En réalité, faute de texte contraignant, les directions d’Ehpad, de foyers et d’hôpitaux demeurent libres pour édicter leurs règles de visites.
Pourtant, les témoignages de drames personnels et la dénonciation de reculs éthiques dans les lieux de prise en charge des plus fragiles continuent de se multiplier.
Ainsi, le Conseil national professionnel de gériatrie alertait au mois de février dernier sur la surmortalité de patients ou de résidents du fait de mesures prises pour les protéger d’une infection au moins équivalente à celle de la covid-19.
Les sentiments d’abandon, d’infantilisation et la disparition des relations sociales ont favorisé des syndromes de glissement.
A contrario, les études scientifiques soulignent l’apport d’une politique de visite qui procure au patient un sentiment de sécurité, réduit les complications cardiovasculaires et diminue la durée de séjour en réanimation.
La présente proposition de loi vise à garantir le respect d’un droit de visite dans les hôpitaux, les Ehpad et les foyers de personnes en situation de handicap.
Si la charte de la personne hospitalisée du mois d’avril 2006 accorde déjà un droit aux visites extérieures, celui-ci est actuellement limité par le pouvoir de police laissé aux directeurs d’établissement.

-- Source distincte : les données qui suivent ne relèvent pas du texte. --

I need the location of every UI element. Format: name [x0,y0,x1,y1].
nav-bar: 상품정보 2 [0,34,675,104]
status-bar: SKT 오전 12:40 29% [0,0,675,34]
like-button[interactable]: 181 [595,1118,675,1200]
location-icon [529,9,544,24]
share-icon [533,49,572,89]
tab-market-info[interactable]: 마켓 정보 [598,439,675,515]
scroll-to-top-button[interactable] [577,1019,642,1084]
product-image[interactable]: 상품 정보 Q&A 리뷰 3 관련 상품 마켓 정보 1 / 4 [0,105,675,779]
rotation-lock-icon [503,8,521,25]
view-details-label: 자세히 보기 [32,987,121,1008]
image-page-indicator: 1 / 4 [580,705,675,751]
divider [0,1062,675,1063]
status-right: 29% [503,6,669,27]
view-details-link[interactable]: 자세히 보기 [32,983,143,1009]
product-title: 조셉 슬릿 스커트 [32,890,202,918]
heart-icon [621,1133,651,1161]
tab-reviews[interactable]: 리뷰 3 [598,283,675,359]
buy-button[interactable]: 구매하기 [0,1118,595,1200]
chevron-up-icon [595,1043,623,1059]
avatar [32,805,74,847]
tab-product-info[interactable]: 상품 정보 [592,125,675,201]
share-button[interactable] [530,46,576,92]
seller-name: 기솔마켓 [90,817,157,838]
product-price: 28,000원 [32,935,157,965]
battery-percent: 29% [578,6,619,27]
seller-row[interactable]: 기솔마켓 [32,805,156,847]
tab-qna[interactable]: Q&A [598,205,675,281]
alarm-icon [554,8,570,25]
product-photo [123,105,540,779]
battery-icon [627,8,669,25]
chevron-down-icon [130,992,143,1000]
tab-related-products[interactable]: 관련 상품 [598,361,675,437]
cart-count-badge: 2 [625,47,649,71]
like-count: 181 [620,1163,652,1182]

Le président de l’Association des directeurs au service des personnes âgées estimait qu’une centaine d’Ehpad pratiquent une politique liberticide et gardent encore leurs portes closes.
Cette proposition de loi permettrait donc d’encadrer le pouvoir des directeurs d’établissement et de garantir ainsi un droit de visite aux malades, en particulier aux personnes en fin de vie.
Ce texte ne règle pas tout, puisque les questions des moyens financiers pour renforcer la présence humaine, de la participation des usagers aux instances et la réflexion sur l’architecture des locaux des établissements demeurent.
Mais ce n’est pas l’objet de cette proposition de loi, qui, pour le groupe CRCE, dépasse les clivages politiques tout en améliorant les droits des patients et des accompagnants.
À ce titre, je veux en remercier les auteurs et notre rapporteure Corinne Imbert.
Pour toutes ces raisons, le groupe CRCE soutiendra et votera la présente proposition de loi.